If the Federal Reserve and other central banks go ahead and tighten monetary policy to curb inflation, the economy will cool off, reducing demand for energy, all of which would add to the momentum of a reduction in energy prices, Mr. Morse said.
Hedge your bets
The economic damage caused by the conflict could spiral in unexpected ways. “The biggest danger, of course, is the unintended consequences that we’re bound to see,” Mr. Morse said.
Russia isn’t just a heavyweight in energy production, where it ranks third in petroleum (behind the United States and Saudi Arabia) and second in natural gas (behind the United States), according to the U.S. Energy Information Administration.
It is also one of the world’s most important producers of minerals and metals like platinum, nickel, aluminum cobalt, copper and gold and diamonds. Prices of these commodities have been rising, but that’s the least of it. Shortages of Russian commodities could cause further supply-chain bottlenecks in the United States.

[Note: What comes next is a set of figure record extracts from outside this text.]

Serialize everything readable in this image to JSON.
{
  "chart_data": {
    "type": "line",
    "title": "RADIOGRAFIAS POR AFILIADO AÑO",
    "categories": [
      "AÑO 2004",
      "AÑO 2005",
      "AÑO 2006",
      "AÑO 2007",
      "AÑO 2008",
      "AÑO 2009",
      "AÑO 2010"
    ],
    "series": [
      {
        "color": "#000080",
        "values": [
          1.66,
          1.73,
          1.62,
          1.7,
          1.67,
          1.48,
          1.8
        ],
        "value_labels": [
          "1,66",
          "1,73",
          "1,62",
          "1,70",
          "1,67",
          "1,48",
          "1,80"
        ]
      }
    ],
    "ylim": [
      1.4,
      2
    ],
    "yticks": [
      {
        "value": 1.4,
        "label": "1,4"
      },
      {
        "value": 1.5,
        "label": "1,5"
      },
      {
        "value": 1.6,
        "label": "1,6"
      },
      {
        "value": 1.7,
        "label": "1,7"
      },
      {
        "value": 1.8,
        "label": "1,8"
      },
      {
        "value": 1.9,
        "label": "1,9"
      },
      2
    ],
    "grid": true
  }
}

Russia ranks No. 1 in production of palladium, for example, a critical component of the catalytic converters required to reduce emissions in gasoline-powered cars, whose rising prices have already contributed to a surge in American inflation. Much of Russia’s palladium is mined by Norilsk Nickel, which could be included on Western sanctions lists.
On Tuesday, Chancellor Olaf Scholz of Germany put a stop to the Nord Stream 2 natural gas pipeline linking Germany to Russia. But it will be challenging for policymakers to calibrate further sanctions and monetary policy in a manner that satisfies Western geopolitical objectives without damaging the global economy.

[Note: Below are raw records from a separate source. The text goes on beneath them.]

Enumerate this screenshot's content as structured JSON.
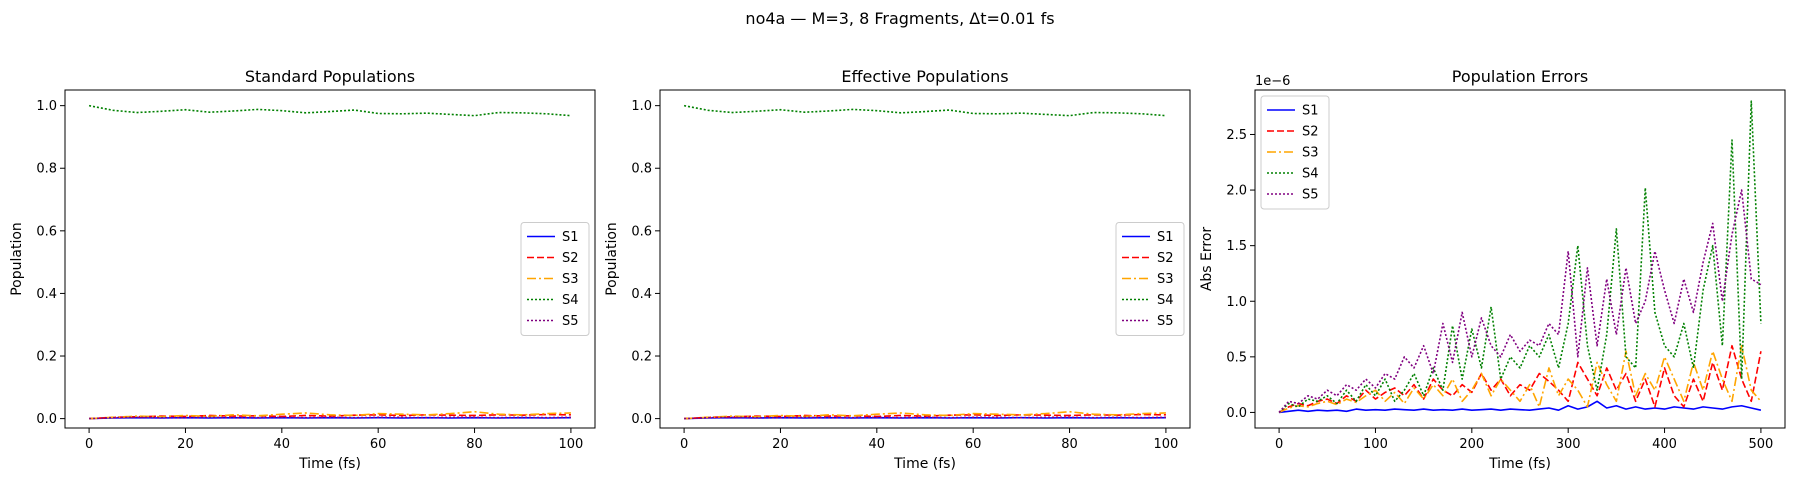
{
  "figure": {
    "suptitle": "no4a — M=3, 8 Fragments, Δt=0.01 fs"
  },
  "chart_data": [
    {
      "type": "line",
      "title": "Standard Populations",
      "xlabel": "Time (fs)",
      "ylabel": "Population",
      "xlim": [
        -5,
        105
      ],
      "ylim": [
        -0.03,
        1.05
      ],
      "xticks": [
        0,
        20,
        40,
        60,
        80,
        100
      ],
      "xtick_labels": [
        "0",
        "20",
        "40",
        "60",
        "80",
        "100"
      ],
      "yticks": [
        0,
        0.2,
        0.4,
        0.6,
        0.8,
        1.0
      ],
      "ytick_labels": [
        "0.0",
        "0.2",
        "0.4",
        "0.6",
        "0.8",
        "1.0"
      ],
      "scale_label": "",
      "grid": false,
      "legend_position": "center-right",
      "x": [
        0,
        5,
        10,
        15,
        20,
        25,
        30,
        35,
        40,
        45,
        50,
        55,
        60,
        65,
        70,
        75,
        80,
        85,
        90,
        95,
        100
      ],
      "series": [
        {
          "name": "S1",
          "color": "#0000ff",
          "dash": "solid",
          "values": [
            0,
            0.002,
            0.003,
            0.002,
            0.003,
            0.002,
            0.003,
            0.002,
            0.003,
            0.002,
            0.003,
            0.002,
            0.003,
            0.002,
            0.003,
            0.002,
            0.003,
            0.002,
            0.003,
            0.002,
            0.003
          ]
        },
        {
          "name": "S2",
          "color": "#ff0000",
          "dash": "dashed",
          "values": [
            0,
            0.004,
            0.006,
            0.008,
            0.007,
            0.01,
            0.008,
            0.009,
            0.007,
            0.01,
            0.008,
            0.011,
            0.012,
            0.01,
            0.012,
            0.011,
            0.01,
            0.012,
            0.011,
            0.013,
            0.012
          ]
        },
        {
          "name": "S3",
          "color": "#ffa500",
          "dash": "dashdot",
          "values": [
            0,
            0.004,
            0.008,
            0.006,
            0.01,
            0.007,
            0.012,
            0.009,
            0.014,
            0.018,
            0.012,
            0.01,
            0.016,
            0.014,
            0.012,
            0.016,
            0.022,
            0.014,
            0.012,
            0.016,
            0.018
          ]
        },
        {
          "name": "S4",
          "color": "#008000",
          "dash": "dotted",
          "values": [
            1.0,
            0.985,
            0.978,
            0.982,
            0.987,
            0.979,
            0.983,
            0.988,
            0.984,
            0.977,
            0.981,
            0.986,
            0.975,
            0.974,
            0.976,
            0.972,
            0.968,
            0.978,
            0.977,
            0.974,
            0.968
          ]
        },
        {
          "name": "S5",
          "color": "#800080",
          "dash": "dotted",
          "values": [
            0,
            0.003,
            0.004,
            0.003,
            0.003,
            0.004,
            0.003,
            0.003,
            0.004,
            0.003,
            0.004,
            0.003,
            0.004,
            0.004,
            0.003,
            0.004,
            0.004,
            0.003,
            0.004,
            0.003,
            0.004
          ]
        }
      ]
    },
    {
      "type": "line",
      "title": "Effective Populations",
      "xlabel": "Time (fs)",
      "ylabel": "Population",
      "xlim": [
        -5,
        105
      ],
      "ylim": [
        -0.03,
        1.05
      ],
      "xticks": [
        0,
        20,
        40,
        60,
        80,
        100
      ],
      "xtick_labels": [
        "0",
        "20",
        "40",
        "60",
        "80",
        "100"
      ],
      "yticks": [
        0,
        0.2,
        0.4,
        0.6,
        0.8,
        1.0
      ],
      "ytick_labels": [
        "0.0",
        "0.2",
        "0.4",
        "0.6",
        "0.8",
        "1.0"
      ],
      "scale_label": "",
      "grid": false,
      "legend_position": "center-right",
      "x": [
        0,
        5,
        10,
        15,
        20,
        25,
        30,
        35,
        40,
        45,
        50,
        55,
        60,
        65,
        70,
        75,
        80,
        85,
        90,
        95,
        100
      ],
      "series": [
        {
          "name": "S1",
          "color": "#0000ff",
          "dash": "solid",
          "values": [
            0,
            0.002,
            0.003,
            0.002,
            0.003,
            0.002,
            0.003,
            0.002,
            0.003,
            0.002,
            0.003,
            0.002,
            0.003,
            0.002,
            0.003,
            0.002,
            0.003,
            0.002,
            0.003,
            0.002,
            0.003
          ]
        },
        {
          "name": "S2",
          "color": "#ff0000",
          "dash": "dashed",
          "values": [
            0,
            0.004,
            0.006,
            0.008,
            0.007,
            0.01,
            0.008,
            0.009,
            0.007,
            0.01,
            0.008,
            0.011,
            0.012,
            0.01,
            0.012,
            0.011,
            0.01,
            0.012,
            0.011,
            0.013,
            0.012
          ]
        },
        {
          "name": "S3",
          "color": "#ffa500",
          "dash": "dashdot",
          "values": [
            0,
            0.004,
            0.008,
            0.006,
            0.01,
            0.007,
            0.012,
            0.009,
            0.014,
            0.018,
            0.012,
            0.01,
            0.016,
            0.014,
            0.012,
            0.016,
            0.022,
            0.014,
            0.012,
            0.016,
            0.018
          ]
        },
        {
          "name": "S4",
          "color": "#008000",
          "dash": "dotted",
          "values": [
            1.0,
            0.985,
            0.978,
            0.982,
            0.987,
            0.979,
            0.983,
            0.988,
            0.984,
            0.977,
            0.981,
            0.986,
            0.975,
            0.974,
            0.976,
            0.972,
            0.968,
            0.978,
            0.977,
            0.974,
            0.968
          ]
        },
        {
          "name": "S5",
          "color": "#800080",
          "dash": "dotted",
          "values": [
            0,
            0.003,
            0.004,
            0.003,
            0.003,
            0.004,
            0.003,
            0.003,
            0.004,
            0.003,
            0.004,
            0.003,
            0.004,
            0.004,
            0.003,
            0.004,
            0.004,
            0.003,
            0.004,
            0.003,
            0.004
          ]
        }
      ]
    },
    {
      "type": "line",
      "title": "Population Errors",
      "xlabel": "Time (fs)",
      "ylabel": "Abs Error",
      "xlim": [
        -25,
        525
      ],
      "ylim": [
        -0.14,
        2.9
      ],
      "xticks": [
        0,
        100,
        200,
        300,
        400,
        500
      ],
      "xtick_labels": [
        "0",
        "100",
        "200",
        "300",
        "400",
        "500"
      ],
      "yticks": [
        0,
        0.5,
        1.0,
        1.5,
        2.0,
        2.5
      ],
      "ytick_labels": [
        "0.0",
        "0.5",
        "1.0",
        "1.5",
        "2.0",
        "2.5"
      ],
      "scale_label": "1e−6",
      "grid": false,
      "legend_position": "upper-left",
      "x": [
        0,
        10,
        20,
        30,
        40,
        50,
        60,
        70,
        80,
        90,
        100,
        110,
        120,
        130,
        140,
        150,
        160,
        170,
        180,
        190,
        200,
        210,
        220,
        230,
        240,
        250,
        260,
        270,
        280,
        290,
        300,
        310,
        320,
        330,
        340,
        350,
        360,
        370,
        380,
        390,
        400,
        410,
        420,
        430,
        440,
        450,
        460,
        470,
        480,
        490,
        500
      ],
      "series": [
        {
          "name": "S1",
          "color": "#0000ff",
          "dash": "solid",
          "values": [
            0,
            0.01,
            0.02,
            0.01,
            0.02,
            0.015,
            0.02,
            0.01,
            0.03,
            0.02,
            0.025,
            0.02,
            0.03,
            0.025,
            0.02,
            0.03,
            0.02,
            0.025,
            0.02,
            0.03,
            0.02,
            0.025,
            0.03,
            0.02,
            0.03,
            0.025,
            0.02,
            0.03,
            0.04,
            0.02,
            0.06,
            0.03,
            0.05,
            0.1,
            0.04,
            0.06,
            0.03,
            0.05,
            0.03,
            0.04,
            0.03,
            0.05,
            0.04,
            0.03,
            0.05,
            0.04,
            0.03,
            0.05,
            0.06,
            0.04,
            0.02
          ]
        },
        {
          "name": "S2",
          "color": "#ff0000",
          "dash": "dashed",
          "values": [
            0,
            0.05,
            0.08,
            0.06,
            0.1,
            0.12,
            0.08,
            0.15,
            0.1,
            0.2,
            0.12,
            0.18,
            0.22,
            0.15,
            0.25,
            0.12,
            0.3,
            0.2,
            0.15,
            0.25,
            0.18,
            0.35,
            0.2,
            0.3,
            0.15,
            0.25,
            0.2,
            0.35,
            0.28,
            0.2,
            0.1,
            0.45,
            0.3,
            0.15,
            0.4,
            0.2,
            0.35,
            0.1,
            0.3,
            0.05,
            0.4,
            0.15,
            0.05,
            0.3,
            0.1,
            0.45,
            0.2,
            0.6,
            0.3,
            0.1,
            0.55
          ]
        },
        {
          "name": "S3",
          "color": "#ffa500",
          "dash": "dashdot",
          "values": [
            0,
            0.04,
            0.06,
            0.05,
            0.08,
            0.1,
            0.07,
            0.12,
            0.09,
            0.15,
            0.2,
            0.1,
            0.18,
            0.08,
            0.22,
            0.12,
            0.25,
            0.15,
            0.3,
            0.1,
            0.2,
            0.35,
            0.15,
            0.3,
            0.2,
            0.1,
            0.25,
            0.05,
            0.4,
            0.15,
            0.3,
            0.2,
            0.05,
            0.45,
            0.25,
            0.1,
            0.55,
            0.15,
            0.35,
            0.2,
            0.5,
            0.3,
            0.1,
            0.45,
            0.2,
            0.55,
            0.3,
            0.1,
            0.6,
            0.2,
            0.1
          ]
        },
        {
          "name": "S4",
          "color": "#008000",
          "dash": "dotted",
          "values": [
            0,
            0.08,
            0.05,
            0.12,
            0.1,
            0.15,
            0.08,
            0.2,
            0.1,
            0.25,
            0.15,
            0.3,
            0.1,
            0.2,
            0.35,
            0.15,
            0.4,
            0.2,
            0.78,
            0.3,
            0.75,
            0.4,
            0.95,
            0.3,
            0.5,
            0.4,
            0.6,
            0.5,
            0.7,
            0.4,
            0.8,
            1.5,
            0.6,
            0.2,
            0.7,
            1.65,
            0.5,
            0.4,
            2.02,
            0.9,
            0.6,
            0.5,
            0.8,
            0.4,
            1.1,
            1.5,
            0.6,
            2.45,
            0.3,
            2.8,
            0.8
          ]
        },
        {
          "name": "S5",
          "color": "#800080",
          "dash": "dotted",
          "values": [
            0,
            0.1,
            0.08,
            0.15,
            0.12,
            0.2,
            0.15,
            0.25,
            0.2,
            0.3,
            0.22,
            0.35,
            0.3,
            0.5,
            0.4,
            0.6,
            0.35,
            0.8,
            0.45,
            0.9,
            0.5,
            0.85,
            0.6,
            0.5,
            0.7,
            0.55,
            0.65,
            0.6,
            0.8,
            0.7,
            1.45,
            0.5,
            1.3,
            0.6,
            1.2,
            0.7,
            1.3,
            0.8,
            1.0,
            1.45,
            1.1,
            0.8,
            1.2,
            0.9,
            1.35,
            1.7,
            1.0,
            1.6,
            2.0,
            1.2,
            1.15
          ]
        }
      ]
    }
  ]
}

Economics aside, Russia’s grievances with the West have already led to a partial rapprochement with China. If that evolves into a strong alliance, it would shift the balance of global power in a direction that generations of Western strategists have tried to prevent.
“This crisis is a trip back to the future,” Ian Bremmer, president and founder of the risk consultancy firm Eurasia Group, said in a video conversation from the Munich Security Conference last week. Russia’s actions have moved the world closer to a great-power military conflict than at any time since the end of the Soviet Union.
The possibility of a confrontation between NATO forces and Russia, with its nuclear arsenal, raises the risks of the Ukraine crisis beyond rational calculation.
Even so, the markets will perform those calculations anyway.
History tells us that the worse things get, the more valuable cash and Treasuries seem. And it also says that Cold Warriors who stuck with the stock market ended up with big fat portfolios.
That’s likely to be the case in the future, too. But it’s impossible to be certain of it.